By Ernest Nzor, Abuja
02 December 2022   |   10:45 am
Ahead of the 2023 general elections, the Nigeria Youth Futures Fund (NYFF), has launched an agenda ‘National Visioning Project’ in Abuja.
NYFF

Ahead of the 2023 general elections, the Nigeria Youth Futures Fund (NYFF), has launched an agenda ‘National Visioning Project’ in Abuja.

The project is aimed at supporting and strengthening youth leadership in Nigeria.

The group also stated that it will mobilize youths who comprise more than 70 per cent of Nigeria’s population across the six Geo-Political Zones to vote for leaders on competence and capacity.

The Project Lead of NYFF, Opeyemi Oriniowo, who stated this in Abuja, explained that NYFF National Visioning Project was a collaborative initiative of LEAP Africa, MacArthur Foundation and Ford Foundation, to strengthen young people for youth leadership, activism and social change.

He said: “Through this initiative, we seek to empower over 70 per cent of Nigeria’s population who constitute the youth population. This 2023 election is going to be issue-based, we don’t intend to vote on the basis of ethnicity or religion.
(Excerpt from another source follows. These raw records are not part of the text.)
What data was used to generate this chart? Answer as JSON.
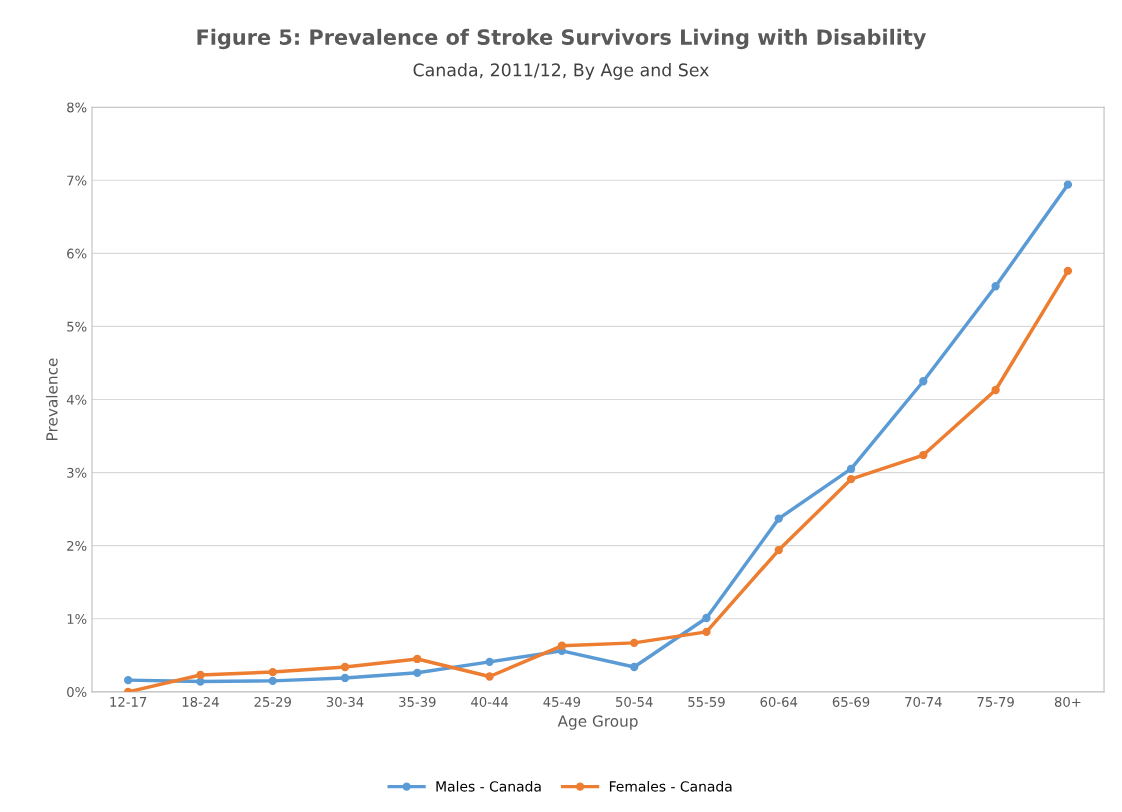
{
  "chart_data": {
    "type": "line",
    "title": "Figure 5: Prevalence of Stroke Survivors Living with Disability",
    "subtitle": "Canada, 2011/12, By Age and Sex",
    "xlabel": "Age Group",
    "ylabel": "Prevalence",
    "categories": [
      "12-17",
      "18-24",
      "25-29",
      "30-34",
      "35-39",
      "40-44",
      "45-49",
      "50-54",
      "55-59",
      "60-64",
      "65-69",
      "70-74",
      "75-79",
      "80+"
    ],
    "series": [
      {
        "name": "Males - Canada",
        "color": "#5b9bd5",
        "values": [
          0.16,
          0.14,
          0.15,
          0.19,
          0.26,
          0.41,
          0.56,
          0.34,
          1.01,
          2.37,
          3.05,
          4.25,
          5.55,
          6.94
        ]
      },
      {
        "name": "Females - Canada",
        "color": "#ed7d31",
        "values": [
          0.0,
          0.23,
          0.27,
          0.34,
          0.45,
          0.21,
          0.63,
          0.67,
          0.82,
          1.94,
          2.91,
          3.24,
          4.13,
          5.76
        ]
      }
    ],
    "ylim": [
      0,
      8
    ],
    "yticks": [
      {
        "value": 0,
        "label": "0%"
      },
      {
        "value": 1,
        "label": "1%"
      },
      {
        "value": 2,
        "label": "2%"
      },
      {
        "value": 3,
        "label": "3%"
      },
      {
        "value": 4,
        "label": "4%"
      },
      {
        "value": 5,
        "label": "5%"
      },
      {
        "value": 6,
        "label": "6%"
      },
      {
        "value": 7,
        "label": "7%"
      },
      {
        "value": 8,
        "label": "8%"
      }
    ],
    "grid": "y",
    "legend": "bottom",
    "marker": "circle",
    "line_style": "solid"
  }
}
And for the first time, we are trying to develop an agenda that will represent the interests of young people in the country.

“What we are trying to do for the first time is to get a document that will represent the collective aspirations of young people across the country and to achieve this, we decided to take this exercise to each of the states so we have converges across the entire country where we met with young people in each region, covering the entire six Geo-Political Zones of Nigeria.
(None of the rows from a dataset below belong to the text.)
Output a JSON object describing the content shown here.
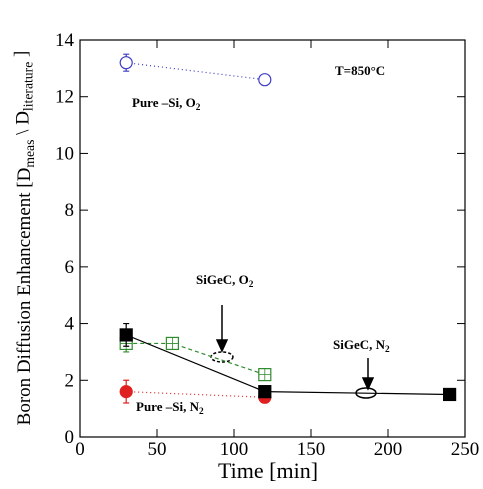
{
  "chart_data": {
    "type": "line",
    "x_label": "Time [min]",
    "y_label": [
      {
        "text": "Boron Diffusion Enhancement [D"
      },
      {
        "sub": "meas"
      },
      {
        "text": " \\ D"
      },
      {
        "sub": "literature"
      },
      {
        "text": " ]"
      }
    ],
    "annotations": [
      [
        {
          "text": "T=850°C"
        }
      ],
      [
        {
          "text": "Pure –Si, O"
        },
        {
          "sub": "2"
        }
      ],
      [
        {
          "text": "SiGeC, O"
        },
        {
          "sub": "2"
        }
      ],
      [
        {
          "text": "SiGeC, N"
        },
        {
          "sub": "2"
        }
      ],
      [
        {
          "text": "Pure –Si, N"
        },
        {
          "sub": "2"
        }
      ]
    ],
    "xlim": [
      0,
      250
    ],
    "xticks": [
      0,
      50,
      100,
      150,
      200,
      250
    ],
    "ylim": [
      0,
      14
    ],
    "yticks": [
      0,
      2,
      4,
      6,
      8,
      10,
      12,
      14
    ],
    "series": [
      {
        "name": "Pure –Si, O2",
        "color": "#3b3bc4",
        "marker": "circle",
        "filled": false,
        "dash": "dotted",
        "x": [
          30,
          120
        ],
        "values": [
          13.2,
          12.6
        ],
        "errors": [
          0.3,
          0.1
        ]
      },
      {
        "name": "SiGeC, O2",
        "color": "#2e8b2e",
        "marker": "square",
        "filled": false,
        "dash": "dashed",
        "x": [
          30,
          60,
          120
        ],
        "values": [
          3.3,
          3.3,
          2.2
        ],
        "errors": [
          0.3,
          null,
          null
        ]
      },
      {
        "name": "Pure –Si, N2",
        "color": "#e02020",
        "marker": "circle",
        "filled": true,
        "dash": "dotted",
        "x": [
          30,
          120
        ],
        "values": [
          1.6,
          1.4
        ],
        "errors": [
          0.4,
          null
        ]
      },
      {
        "name": "SiGeC, N2",
        "color": "#000000",
        "marker": "square",
        "filled": true,
        "dash": "solid",
        "x": [
          30,
          120,
          240
        ],
        "values": [
          3.6,
          1.6,
          1.5
        ],
        "errors": [
          0.4,
          null,
          null
        ]
      }
    ]
  }
}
“We are not inheriting a country where you currently see in terms of governance solely being dictated on ethnic lines or religious lines, we see young people talk about the issues that really matter to them, issues of unemployment, issues of insecurity and issues of social cohesion.”

Adding: “We are going to interact with the candidates of the 2023 elections. It is a collective aspiration of youths to see how well each of these candidates are able to mainstream our voice, this agenda that we develop as the voices of young people.”

Also speaking, the Director of Programmes, LEAP Africa, Amabelle Nwakanma, emphasized the importance of mainstreaming the voices of young people in Nigeria and across Africa.

She further said that it was essential that youths are active participants in national development.

Also, Chima Christian, a delegate from the South-East at the National visioning exercise, expressed the importance of the exercise in contributing towards a new Nigeria that upholds the principle of fairness, equity and justice for all geo-political regions.

Halimah Tauheed, a delegate from the North-Central region and lecturer at the Federal University of Technology, Minna, expressed her gratitude to the organizers of the retreat.

She canvassed a holistic capturing of youth voices in the geo-political region, adding that: “It was evident over the past few years that the youths of Nigeria are not lazy. We have gone to take very great interest in governance, politics and nation-building.”